Trump aurait révélé des informations classifiées à la Russie

La rencontre entre MM. Trump et Lavrov a été perçue comme un coup diplomatique du Kremlin.
Photo: Russian Foreign Ministry Photo via Associated Press La rencontre entre MM. Trump et Lavrov a été perçue comme un coup diplomatique du Kremlin.

Le président américain Donald Trump a révélé des informations hautement classifiées au chef de la diplomatie russe Sergueï Lavrov lors d’une récente rencontre à la Maison-Blanche, affirme lundi le Washington Post. Une affirmation qu’a rejetée avec force la présidence.

Ces révélations interviennent au moment où le rôle joué par Moscou dans la campagne présidentielle américaine fait l’objet d’une attention renouvelée après le limogeage du patron du FBI James Comey, dont les services enquêtent sur l’éventuelle collusion entre l’équipe de Donald Trump et la Russie.

Selon le général H. R. McMaster, qui dirige le Conseil de sécurité nationale de la Maison-Blanche, MM. Trump et Lavrov ont « passé en revue les menaces posées par des organisations terroristes y compris les menaces pesant sur l’aviation ». « À aucun moment, des méthodes de renseignement ou des sources n’ont été évoquées », a-t-il précisé dans un communiqué, ajoutant qu’« aucune opération militaire qui n’était pas déjà connue n’a été abordée ».

« L’histoire qui a été publiée ce soir est fausse […]. J’étais dans la pièce, cela ne s’est pas passé, a déclaré le général H. R. McMaster, lors d’une brève allocution à la Maison-Blanche. À aucun moment, des méthodes de renseignement ou des sources n’ont été évoquées », a-t-il ajouté, sans cependant explicitement contester que des informations classifiées aient été divulguées par le président américain.

Classification élevée

Les informations partagées par le président américain avec M. Lavrov et l’ambassadeur de Russie aux États-Unis Sergueï Kisliak concernaient le groupe État islamique et avaient été communiquées par un partenaire des États-Unis qui n’avait pas donné l’autorisation à Washington de les partager avec Moscou, affirme le Washington Post.
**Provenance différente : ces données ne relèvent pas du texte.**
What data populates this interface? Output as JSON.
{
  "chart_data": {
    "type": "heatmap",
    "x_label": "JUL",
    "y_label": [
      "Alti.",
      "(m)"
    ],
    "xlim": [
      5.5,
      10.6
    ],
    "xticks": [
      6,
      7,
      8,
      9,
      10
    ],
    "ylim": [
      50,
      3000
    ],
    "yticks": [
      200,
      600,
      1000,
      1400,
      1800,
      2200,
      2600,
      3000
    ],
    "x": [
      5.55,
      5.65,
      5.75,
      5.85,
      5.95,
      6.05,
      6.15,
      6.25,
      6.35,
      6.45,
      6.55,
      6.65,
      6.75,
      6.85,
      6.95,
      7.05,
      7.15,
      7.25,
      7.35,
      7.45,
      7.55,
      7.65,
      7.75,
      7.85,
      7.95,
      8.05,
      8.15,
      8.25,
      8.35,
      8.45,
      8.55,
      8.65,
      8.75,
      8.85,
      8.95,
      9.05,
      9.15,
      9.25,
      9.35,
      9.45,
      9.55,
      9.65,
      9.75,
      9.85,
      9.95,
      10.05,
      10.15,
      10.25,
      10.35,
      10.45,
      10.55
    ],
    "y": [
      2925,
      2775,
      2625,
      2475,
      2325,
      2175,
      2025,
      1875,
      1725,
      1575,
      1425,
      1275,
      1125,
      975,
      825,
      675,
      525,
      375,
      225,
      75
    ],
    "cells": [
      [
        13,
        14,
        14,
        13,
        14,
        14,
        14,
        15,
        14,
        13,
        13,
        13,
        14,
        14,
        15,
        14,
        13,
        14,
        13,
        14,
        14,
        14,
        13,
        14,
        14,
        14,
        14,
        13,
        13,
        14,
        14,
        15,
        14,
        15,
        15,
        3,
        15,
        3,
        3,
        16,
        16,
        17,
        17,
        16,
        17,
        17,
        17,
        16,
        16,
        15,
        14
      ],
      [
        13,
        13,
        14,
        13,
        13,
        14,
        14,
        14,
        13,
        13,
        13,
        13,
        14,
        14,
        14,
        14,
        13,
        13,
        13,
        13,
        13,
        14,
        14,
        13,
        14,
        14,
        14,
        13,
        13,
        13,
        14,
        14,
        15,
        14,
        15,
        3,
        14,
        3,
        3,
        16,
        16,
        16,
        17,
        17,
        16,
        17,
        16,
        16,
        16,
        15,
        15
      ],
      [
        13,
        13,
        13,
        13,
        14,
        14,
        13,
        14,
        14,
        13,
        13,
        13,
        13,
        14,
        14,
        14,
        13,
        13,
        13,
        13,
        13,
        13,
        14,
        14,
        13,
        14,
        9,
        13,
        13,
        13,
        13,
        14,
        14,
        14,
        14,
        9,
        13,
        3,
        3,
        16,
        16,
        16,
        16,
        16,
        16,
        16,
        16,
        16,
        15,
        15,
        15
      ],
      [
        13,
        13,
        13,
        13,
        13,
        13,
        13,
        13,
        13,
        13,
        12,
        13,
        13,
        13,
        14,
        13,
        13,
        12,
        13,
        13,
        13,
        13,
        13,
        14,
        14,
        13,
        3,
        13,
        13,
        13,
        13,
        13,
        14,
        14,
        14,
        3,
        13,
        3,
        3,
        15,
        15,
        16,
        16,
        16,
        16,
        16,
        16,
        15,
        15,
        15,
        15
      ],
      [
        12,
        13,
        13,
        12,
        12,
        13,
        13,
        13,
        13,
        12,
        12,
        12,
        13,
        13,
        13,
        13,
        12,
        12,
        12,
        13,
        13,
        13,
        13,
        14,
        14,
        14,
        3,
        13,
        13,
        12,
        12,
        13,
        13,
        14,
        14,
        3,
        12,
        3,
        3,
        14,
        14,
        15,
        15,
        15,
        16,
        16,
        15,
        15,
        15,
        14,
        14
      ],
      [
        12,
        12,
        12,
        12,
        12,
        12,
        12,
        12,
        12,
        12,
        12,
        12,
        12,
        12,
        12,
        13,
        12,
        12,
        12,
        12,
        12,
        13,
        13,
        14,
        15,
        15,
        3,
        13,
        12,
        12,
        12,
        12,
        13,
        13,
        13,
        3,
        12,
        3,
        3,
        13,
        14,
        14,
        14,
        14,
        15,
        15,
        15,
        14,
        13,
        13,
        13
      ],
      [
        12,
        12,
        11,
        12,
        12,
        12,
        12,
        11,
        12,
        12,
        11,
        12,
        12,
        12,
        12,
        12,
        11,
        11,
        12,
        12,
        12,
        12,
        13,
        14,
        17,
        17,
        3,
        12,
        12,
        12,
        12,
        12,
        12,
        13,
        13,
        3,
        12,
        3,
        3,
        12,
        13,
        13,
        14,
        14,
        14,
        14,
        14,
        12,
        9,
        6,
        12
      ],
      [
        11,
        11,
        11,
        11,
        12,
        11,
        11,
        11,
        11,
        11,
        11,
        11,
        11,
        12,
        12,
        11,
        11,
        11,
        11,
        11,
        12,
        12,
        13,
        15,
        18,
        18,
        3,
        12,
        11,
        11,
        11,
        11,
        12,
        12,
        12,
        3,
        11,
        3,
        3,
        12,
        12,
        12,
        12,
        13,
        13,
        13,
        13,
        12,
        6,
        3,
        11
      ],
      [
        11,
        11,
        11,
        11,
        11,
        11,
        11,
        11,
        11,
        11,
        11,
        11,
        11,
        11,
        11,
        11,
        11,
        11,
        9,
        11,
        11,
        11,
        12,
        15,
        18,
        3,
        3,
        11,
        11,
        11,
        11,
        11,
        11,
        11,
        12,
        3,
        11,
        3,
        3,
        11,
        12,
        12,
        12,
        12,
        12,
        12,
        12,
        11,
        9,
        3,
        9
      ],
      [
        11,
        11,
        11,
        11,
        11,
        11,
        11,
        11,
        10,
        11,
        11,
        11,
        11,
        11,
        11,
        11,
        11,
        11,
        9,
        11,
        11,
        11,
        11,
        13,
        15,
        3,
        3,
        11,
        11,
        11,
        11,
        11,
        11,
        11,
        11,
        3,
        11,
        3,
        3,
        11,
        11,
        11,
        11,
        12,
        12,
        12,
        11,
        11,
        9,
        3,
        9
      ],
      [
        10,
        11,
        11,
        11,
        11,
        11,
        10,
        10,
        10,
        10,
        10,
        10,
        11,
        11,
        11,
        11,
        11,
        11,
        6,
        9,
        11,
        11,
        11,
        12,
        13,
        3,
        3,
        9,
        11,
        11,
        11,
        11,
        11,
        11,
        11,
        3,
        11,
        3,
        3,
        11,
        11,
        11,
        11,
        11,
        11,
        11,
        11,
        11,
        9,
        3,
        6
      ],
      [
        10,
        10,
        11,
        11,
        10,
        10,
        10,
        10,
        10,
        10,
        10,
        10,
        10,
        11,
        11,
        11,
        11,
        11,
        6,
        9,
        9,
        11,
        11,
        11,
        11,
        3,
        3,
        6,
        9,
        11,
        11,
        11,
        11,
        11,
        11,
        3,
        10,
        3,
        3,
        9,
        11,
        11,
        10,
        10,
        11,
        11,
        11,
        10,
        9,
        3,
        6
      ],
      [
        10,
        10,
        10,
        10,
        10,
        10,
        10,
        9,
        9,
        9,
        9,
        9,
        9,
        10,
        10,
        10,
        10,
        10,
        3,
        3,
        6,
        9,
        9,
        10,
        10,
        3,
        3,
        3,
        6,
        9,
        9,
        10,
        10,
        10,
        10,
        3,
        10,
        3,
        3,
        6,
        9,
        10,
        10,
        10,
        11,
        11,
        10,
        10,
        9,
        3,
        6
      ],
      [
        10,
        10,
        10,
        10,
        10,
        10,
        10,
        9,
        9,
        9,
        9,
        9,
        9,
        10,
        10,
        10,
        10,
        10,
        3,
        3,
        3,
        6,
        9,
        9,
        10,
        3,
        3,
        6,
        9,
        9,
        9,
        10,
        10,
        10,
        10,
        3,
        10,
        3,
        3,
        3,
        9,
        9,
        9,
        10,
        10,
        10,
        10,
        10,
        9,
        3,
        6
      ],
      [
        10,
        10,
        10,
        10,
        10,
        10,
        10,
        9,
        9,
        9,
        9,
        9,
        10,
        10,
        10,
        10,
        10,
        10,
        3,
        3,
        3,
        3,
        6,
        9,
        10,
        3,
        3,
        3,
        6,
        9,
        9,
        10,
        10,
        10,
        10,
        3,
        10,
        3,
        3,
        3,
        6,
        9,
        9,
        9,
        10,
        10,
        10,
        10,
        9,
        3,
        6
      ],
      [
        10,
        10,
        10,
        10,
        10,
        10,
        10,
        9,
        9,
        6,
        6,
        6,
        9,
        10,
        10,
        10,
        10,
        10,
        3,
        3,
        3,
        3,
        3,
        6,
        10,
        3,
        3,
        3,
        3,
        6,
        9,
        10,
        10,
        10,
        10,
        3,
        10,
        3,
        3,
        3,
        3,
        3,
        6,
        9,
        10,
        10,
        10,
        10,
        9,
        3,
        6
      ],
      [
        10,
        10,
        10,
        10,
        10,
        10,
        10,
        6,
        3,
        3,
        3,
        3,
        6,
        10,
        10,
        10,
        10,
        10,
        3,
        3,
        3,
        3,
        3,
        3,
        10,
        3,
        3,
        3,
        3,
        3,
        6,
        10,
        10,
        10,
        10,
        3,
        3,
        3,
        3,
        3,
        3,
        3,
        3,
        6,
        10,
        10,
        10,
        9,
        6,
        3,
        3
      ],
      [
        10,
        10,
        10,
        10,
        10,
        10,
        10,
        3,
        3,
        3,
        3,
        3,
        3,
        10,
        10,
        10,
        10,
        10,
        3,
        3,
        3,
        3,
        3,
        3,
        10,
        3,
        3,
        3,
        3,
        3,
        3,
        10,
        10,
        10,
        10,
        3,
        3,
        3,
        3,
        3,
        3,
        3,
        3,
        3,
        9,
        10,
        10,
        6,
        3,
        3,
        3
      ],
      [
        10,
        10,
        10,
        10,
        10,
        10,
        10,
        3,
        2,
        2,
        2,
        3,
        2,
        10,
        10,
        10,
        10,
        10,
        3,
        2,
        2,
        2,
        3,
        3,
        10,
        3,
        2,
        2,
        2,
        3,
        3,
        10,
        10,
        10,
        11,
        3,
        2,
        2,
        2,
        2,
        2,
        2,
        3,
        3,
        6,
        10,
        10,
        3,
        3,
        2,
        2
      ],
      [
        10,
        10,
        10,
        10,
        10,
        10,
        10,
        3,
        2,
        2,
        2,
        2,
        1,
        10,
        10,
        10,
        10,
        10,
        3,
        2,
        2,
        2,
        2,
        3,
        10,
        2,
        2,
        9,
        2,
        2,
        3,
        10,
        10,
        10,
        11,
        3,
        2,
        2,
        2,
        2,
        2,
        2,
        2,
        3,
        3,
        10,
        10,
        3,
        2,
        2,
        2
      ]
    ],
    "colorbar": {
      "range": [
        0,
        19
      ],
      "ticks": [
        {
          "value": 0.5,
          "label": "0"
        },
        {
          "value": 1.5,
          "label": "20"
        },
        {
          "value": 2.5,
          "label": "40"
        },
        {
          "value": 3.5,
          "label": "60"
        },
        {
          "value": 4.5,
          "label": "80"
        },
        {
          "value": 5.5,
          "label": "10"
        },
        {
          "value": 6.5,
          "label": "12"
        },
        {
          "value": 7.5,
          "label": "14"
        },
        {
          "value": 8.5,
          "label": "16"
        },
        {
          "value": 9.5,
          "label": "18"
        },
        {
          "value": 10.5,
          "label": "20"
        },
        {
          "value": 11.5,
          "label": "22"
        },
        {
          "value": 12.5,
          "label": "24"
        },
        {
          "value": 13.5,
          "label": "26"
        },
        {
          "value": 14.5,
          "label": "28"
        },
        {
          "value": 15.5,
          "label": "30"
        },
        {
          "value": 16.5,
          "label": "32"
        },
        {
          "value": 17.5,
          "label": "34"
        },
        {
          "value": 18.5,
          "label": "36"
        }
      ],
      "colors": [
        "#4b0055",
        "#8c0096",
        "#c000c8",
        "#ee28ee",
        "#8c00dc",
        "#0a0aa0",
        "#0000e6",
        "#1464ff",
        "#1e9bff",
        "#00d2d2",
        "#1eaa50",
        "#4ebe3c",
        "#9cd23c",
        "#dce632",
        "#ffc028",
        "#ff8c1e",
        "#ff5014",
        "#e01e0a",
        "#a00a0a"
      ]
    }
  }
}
Le président américain « a révélé plus d’informations à l’ambassadeur russe que nous n’en avons partagé avec nos propres alliés », a indiqué, sous couvert d’anonymat, un responsable américain cité par le quotidien.

Selon la même source, il s’agissait d’informations ayant l’un des degrés de classification les plus élevés utilisés par les agences de renseignement américaines.

Selon le Washington Post, Donald Trump « a commencé à décrire les détails d’une menace terroriste posée par le groupe EI et liée à l’utilisation d’ordinateurs portables dans des avions ».

Le quotidien précise qu’il a décidé de ne pas publier plus de détails sur ce projet terroriste à la demande expresse de responsables américains.

Nous n’avons aucun moyen de savoir ce qui a été dit, mais la protection des secrets de notre nation est cruciale

 

« Nous n’avons aucun moyen de savoir ce qui a été dit, mais la classification des secrets de notre nation est cruciale », a déclaré Doug Andres, porte-parole de Paul Ryan, président républicain de la Chambre des représentants. Ce dernier « espère une explication complète des faits de la part de l’administration », a-t-il ajouté.

Pas hors-la-loi ?

Durant sa rencontre avec M. Lavrov, M. Trump s’est vanté d’avoir accès à des indications très précises sur cette menace. « J’ai d’excellentes informations. J’ai des gens qui me donnent d’excellentes informations chaque jour », a-t-il affirmé, selon un responsable cité par le quotidien.

Le Washington Post rappelle cependant que le président des États-Unis dispose d’une grande marge de manoeuvre pour déclassifier des documents et qu’il est donc peu probable qu’il ait enfreint la loi.